Along with Story, a fellow member of The Shakespeare Theater Company, Ted van Griethuysen is also glad to be back at McCarter. “I really love Princeton,” he says. “It’s a wonderful atmosphere. It’s got one of the best universities in America, so you’ve got an audience that is perfect for Shakespeare. If you look at McCarter’s season schedule, it’s a very rich, cultural venue.”
Few of Shakespeare contemporaries are still produced regularly and, when one thinks of modern playwrights, it’s difficult to imagine many existing hundreds of years into the future as well. So, what is it about Shakespeare’s work that makes him so unique? What keeps people coming back, year after year, to see his shows staged in both traditional and modern productions? Considering the vast resume of Tom Story and Ted van Griethuysen, I thought they would be the perfect people to ask.
“He’s better than all of the others,” states van Griethuysen. “When someone asks me, ‘What is Shakespeare?’ the answer would be that it’s not the plot for the plays, because those he gets mostly from other sources. It’s not even the characters, but that comes closer.
“Shakespeare is what he says and how he says it,” continues van Griethuysen. “He’s regarded as being the most rich source of human condition, knowledge and experience as any dramatist who’s ever written or may ever write. And he says it in a way that goes directly to the heart and to the mind. He speaks to the human being in a way that I don’t think any dramatist ever has. I think Shakespeare himself was puzzled as to where it all came. I don’t think he knew.”
The cast of “The Winter’s Tale” includes many veterans of Shakespeare’s work. Along with Tom Story and Ted van Griethuysen, the cast includes Sean Arbuckle, Todd Bartels, Brent Carver, Mark Harelik, Nancy Robinette, Heather Wood and Hannah Yelland. Original music was composed by Nico Muhly, a rising star whose first opera is a co-commission by the Metropolitan Opera and the Lincoln Center Theater Opera/Theater Commissions Program in a co-production with the English National Opera.
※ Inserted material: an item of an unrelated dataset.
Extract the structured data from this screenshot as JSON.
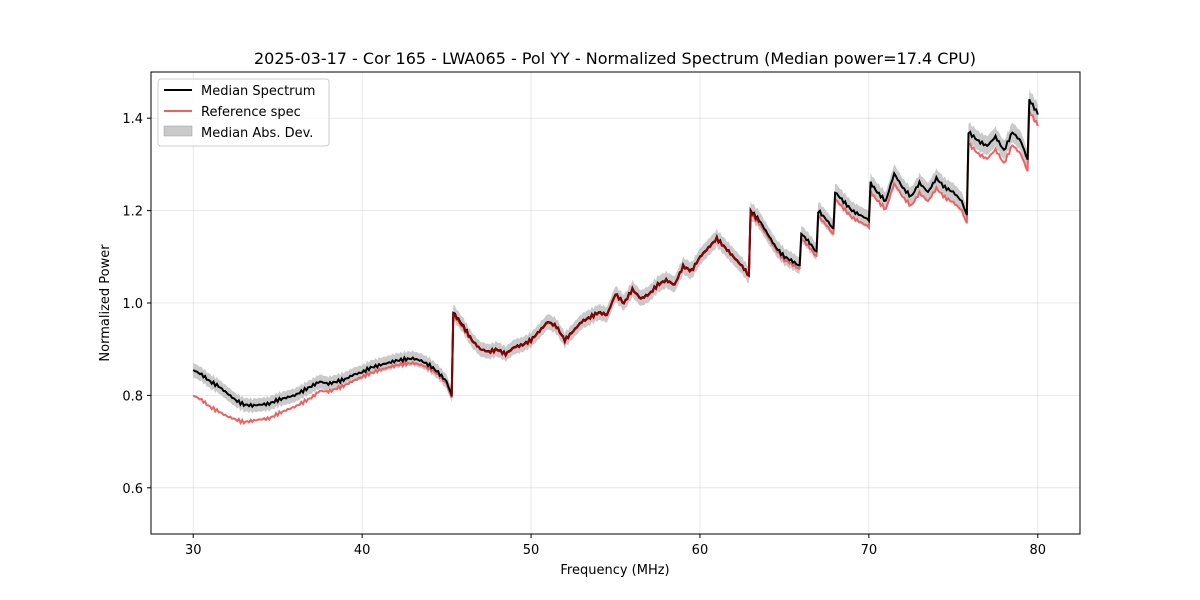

Along with Muhly, music direction is handled by Ellis Ludwig-Leone, sound by Matt Tierney, lighting design by Christopher Akerlind, costume design by David Zinn, choreography by Camille A. Brown; and set design by Christine Jones. Casting was done by Laura Stanczyk, CSA; and Gillian Lane-Plescia served as vocal coach. Rebecca Taichman, who previously directed “Sleeping Beauty Wakes” and “Twelfth Night” at McCarter returns as director.
“It’s just a team of really creative people and a great group of actors,” said Story. “It feels like that thing that you live for that you don’t get to do that much... a real collaboration with exciting people who are all at the top of their game!”
When attending the show, be sure to arrive early for a special 20-minute discussion led by a member of McCarter’s artistic staff. These discussions will help you learn more about the themes and style of the play, information about production elements, and more. Each discussion takes place 45 minutes before the performance.
“I think Shakespeare’s still relevant because he said things about humanity in a way that no one before him or since has been able to say,” said Story. “It is mind boggling and no matter how much work you’ve done, you’re constantly surprised by the insight he had into the human condition. I’m always amazed that this one person was able to understand so many different emotions and so many different kinds of people. I think because of that, he will live forever.”
“The Winter’s Tale” by William Shakespeare, directed by Rebecca Taichman, on stage at McCarter Theatre Center in the Matthews Theatre Auditorium April 2 - April 21, 2013.